If we can end smoking, we’ll end secondhand smoking for free. Plus, places and people just smell nicer in general.
Thanks to taxes (81½% of the price is tax on average), smokers are currently making my government a profit, including all the cancer care. Old people need a lot of healthcare, so people dying of cancer saves a lot of healthcare cost in the long term.
You just trade out legal distributors for illegal distributors while ruining the lives of smokers by cycling them in and out of prison, feeding their need to smoke even more. Bad idea.
Yeah, I’m surprised at how many people here would simply like to add tobacco to the list of controlled substances and add more fuel to the shit firestorm that is the Drug War.
Do I believe the tobacco industry should be far more heavily regulated than it currently is? Absolutely. I actually feel that way about most legal drugs.

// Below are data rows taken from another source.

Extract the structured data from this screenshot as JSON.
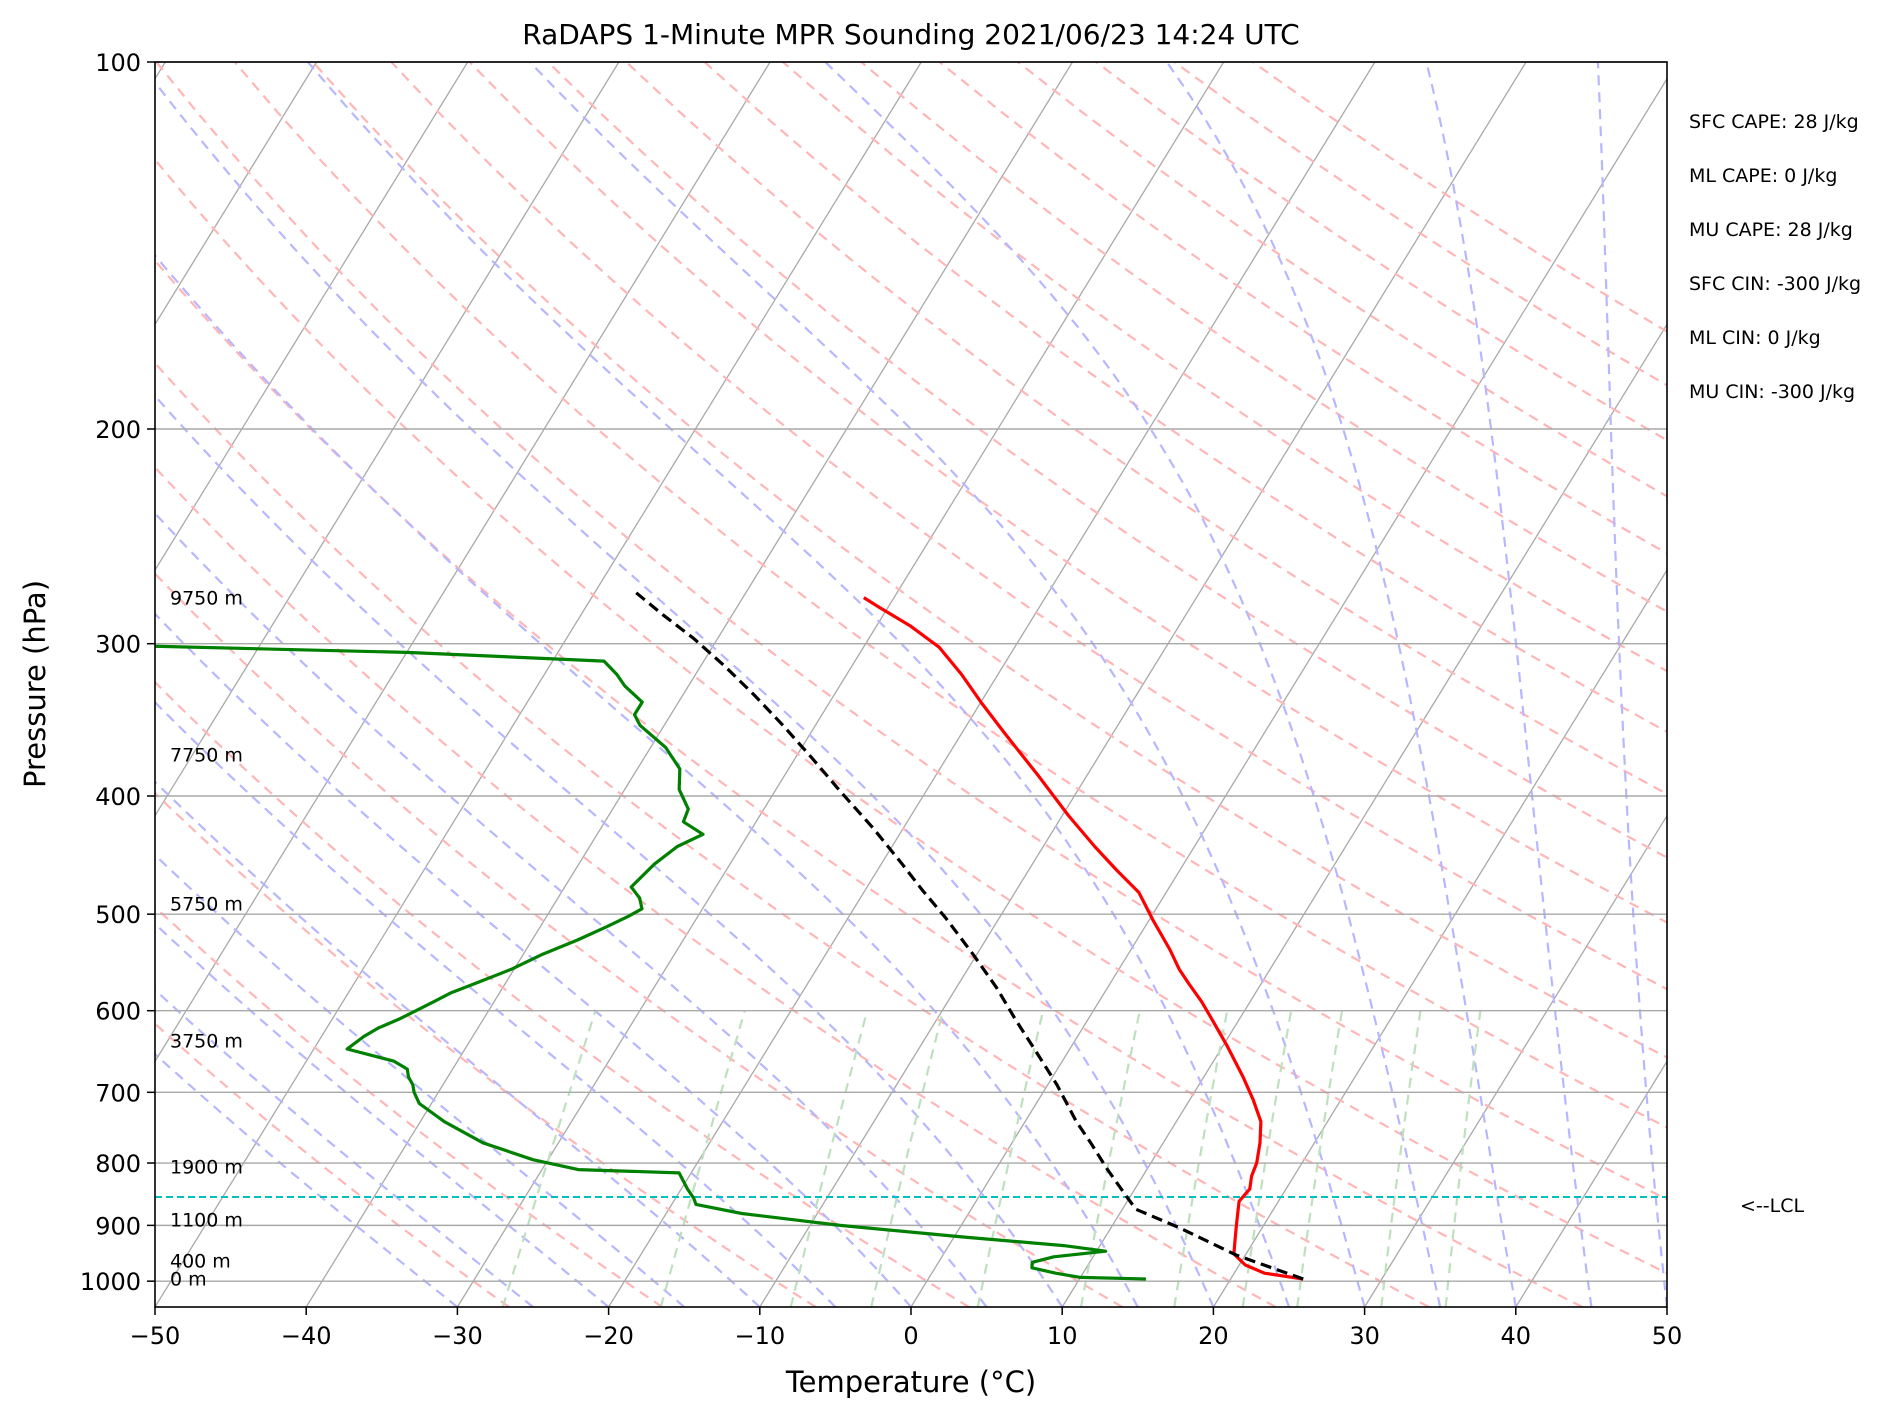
{
  "chart_data": {
    "type": "line",
    "subtype": "skew-t log-p diagram",
    "title": "RaDAPS 1-Minute MPR Sounding 2021/06/23 14:24 UTC",
    "xlabel": "Temperature (°C)",
    "ylabel": "Pressure (hPa)",
    "xlim": [
      -50,
      50
    ],
    "ylim": [
      1050,
      100
    ],
    "y_scale": "log",
    "grid": true,
    "x_ticks": [
      -50,
      -40,
      -30,
      -20,
      -10,
      0,
      10,
      20,
      30,
      40,
      50
    ],
    "x_tick_labels": [
      "−50",
      "−40",
      "−30",
      "−20",
      "−10",
      "0",
      "10",
      "20",
      "30",
      "40",
      "50"
    ],
    "y_ticks": [
      100,
      200,
      300,
      400,
      500,
      600,
      700,
      800,
      900,
      1000
    ],
    "y_tick_labels": [
      "100",
      "200",
      "300",
      "400",
      "500",
      "600",
      "700",
      "800",
      "900",
      "1000"
    ],
    "height_labels": [
      {
        "text": "9750 m",
        "p": 275
      },
      {
        "text": "7750 m",
        "p": 370
      },
      {
        "text": "5750 m",
        "p": 490
      },
      {
        "text": "3750 m",
        "p": 635
      },
      {
        "text": "1900 m",
        "p": 805
      },
      {
        "text": "1100 m",
        "p": 890
      },
      {
        "text": "400 m",
        "p": 962
      },
      {
        "text": "0 m",
        "p": 995
      }
    ],
    "indices": [
      "SFC CAPE: 28 J/kg",
      "ML CAPE: 0 J/kg",
      "MU CAPE: 28 J/kg",
      "SFC CIN: -300 J/kg",
      "ML CIN: 0 J/kg",
      "MU CIN: -300 J/kg"
    ],
    "lcl": {
      "label": "<--LCL",
      "p": 853
    },
    "series": [
      {
        "role": "temperature",
        "color": "#ff0000",
        "points": [
          [
            24.8,
            996
          ],
          [
            22,
            985
          ],
          [
            20.4,
            970
          ],
          [
            19.2,
            950
          ],
          [
            18.8,
            930
          ],
          [
            18.2,
            900
          ],
          [
            17.8,
            880
          ],
          [
            17.4,
            860
          ],
          [
            17.6,
            840
          ],
          [
            17.2,
            820
          ],
          [
            17,
            800
          ],
          [
            16.4,
            770
          ],
          [
            15.6,
            740
          ],
          [
            14.2,
            710
          ],
          [
            12.6,
            680
          ],
          [
            10.2,
            640
          ],
          [
            8.2,
            610
          ],
          [
            6.8,
            590
          ],
          [
            5.2,
            570
          ],
          [
            4,
            555
          ],
          [
            2.6,
            535
          ],
          [
            0.2,
            505
          ],
          [
            -1.8,
            480
          ],
          [
            -4.2,
            460
          ],
          [
            -6.6,
            440
          ],
          [
            -9.6,
            415
          ],
          [
            -13.2,
            385
          ],
          [
            -17.2,
            355
          ],
          [
            -20,
            335
          ],
          [
            -22.4,
            318
          ],
          [
            -25,
            302
          ],
          [
            -27.8,
            290
          ],
          [
            -30.6,
            280
          ],
          [
            -32,
            275
          ]
        ]
      },
      {
        "role": "dewpoint",
        "color": "#008000",
        "points": [
          [
            14.4,
            996
          ],
          [
            10,
            993
          ],
          [
            8.2,
            985
          ],
          [
            6.4,
            975
          ],
          [
            6.2,
            965
          ],
          [
            7.4,
            955
          ],
          [
            10.6,
            945
          ],
          [
            7.6,
            935
          ],
          [
            0.6,
            920
          ],
          [
            -8,
            900
          ],
          [
            -15,
            880
          ],
          [
            -18.4,
            865
          ],
          [
            -18.8,
            855
          ],
          [
            -19.6,
            840
          ],
          [
            -20.8,
            815
          ],
          [
            -27.6,
            810
          ],
          [
            -31,
            795
          ],
          [
            -35,
            770
          ],
          [
            -38.4,
            740
          ],
          [
            -40.8,
            715
          ],
          [
            -41.6,
            700
          ],
          [
            -42,
            690
          ],
          [
            -42.6,
            680
          ],
          [
            -43,
            670
          ],
          [
            -44.2,
            660
          ],
          [
            -47.8,
            645
          ],
          [
            -47.2,
            630
          ],
          [
            -46.6,
            620
          ],
          [
            -45.6,
            610
          ],
          [
            -44.8,
            600
          ],
          [
            -44,
            590
          ],
          [
            -43.2,
            580
          ],
          [
            -42,
            570
          ],
          [
            -40.2,
            555
          ],
          [
            -38.8,
            540
          ],
          [
            -37,
            525
          ],
          [
            -35.6,
            512
          ],
          [
            -34.6,
            502
          ],
          [
            -34,
            495
          ],
          [
            -34.6,
            485
          ],
          [
            -35.6,
            475
          ],
          [
            -35,
            455
          ],
          [
            -34.2,
            440
          ],
          [
            -33,
            430
          ],
          [
            -34.8,
            420
          ],
          [
            -35,
            410
          ],
          [
            -36.4,
            395
          ],
          [
            -37.2,
            380
          ],
          [
            -39,
            365
          ],
          [
            -41.6,
            350
          ],
          [
            -42.4,
            343
          ],
          [
            -42.4,
            335
          ],
          [
            -44.2,
            325
          ],
          [
            -45.2,
            318
          ],
          [
            -46.6,
            310
          ],
          [
            -60,
            305
          ],
          [
            -84,
            300
          ],
          [
            -95,
            300
          ]
        ]
      },
      {
        "role": "parcel-profile",
        "color": "#000000",
        "style": "dashed",
        "points": [
          [
            24.8,
            996
          ],
          [
            19.4,
            952
          ],
          [
            14.4,
            903
          ],
          [
            10.9,
            873
          ],
          [
            9.8,
            853
          ],
          [
            7.4,
            810
          ],
          [
            5.2,
            770
          ],
          [
            3.4,
            740
          ],
          [
            0.6,
            690
          ],
          [
            -2,
            650
          ],
          [
            -4.8,
            610
          ],
          [
            -7.3,
            575
          ],
          [
            -10.2,
            540
          ],
          [
            -13.6,
            503
          ],
          [
            -16.2,
            478
          ],
          [
            -18.6,
            455
          ],
          [
            -22,
            425
          ],
          [
            -25.6,
            397
          ],
          [
            -28.8,
            373
          ],
          [
            -32,
            351
          ],
          [
            -35.2,
            331
          ],
          [
            -38.4,
            313
          ],
          [
            -41.6,
            297
          ],
          [
            -44.6,
            284
          ],
          [
            -47.6,
            271
          ]
        ]
      }
    ],
    "reference_lines": [
      {
        "name": "isotherms",
        "color": "#a9a9a9",
        "style": "solid"
      },
      {
        "name": "dry adiabats",
        "color": "#ffb6b6",
        "style": "dashed"
      },
      {
        "name": "moist adiabats",
        "color": "#b7b7ff",
        "style": "dashed"
      },
      {
        "name": "mixing ratio lines",
        "color": "#bfe0bf",
        "style": "dashed"
      },
      {
        "name": "lcl line",
        "color": "#00bfbf",
        "style": "dashed"
      }
    ]
  }
}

But imprisoning people for doing what they want with their own bodies in their own homes has already proven to be ineffective at curtailing drug use and abuse.
Additionally, the inhumane treatment of prisoners and former prisoners is a whole separate topic, but related in that the Drug War is just a corrupt mechanism to feed the prison-industrial complex. Why add another drug (tobacco) to the list of drugs cops can plant on your person and send you off to jail for?
Yeah, and unlike what people commonly think, it doesn’t just directly affect the user (first hand smoke) and the people around it (second hand smoke), but also the furniture and nature around it (third hand smoke).
I despise those cigarettes laying around everywhere in nature. You can even smell them on remotes if someone was a hardcore smoker.
Maybe this is an unpopular opinion, but I have less problems with the “luxury” items, such as cigars.
They’re usually hand-crafted expensive stuff that’s made to enjoy once and a while, compared to cigarettes which are mass produced with the sole purpose to get you addicted.
I think the same is true with alcohol. There’s the cheap, mass produced stuff vs the more expensive “hand”-crafted stuff.
I wish we could just enjoy these things without corporations trying to get us addicted to them at every opportunity, disregarding any of the dangers associated with consuming them.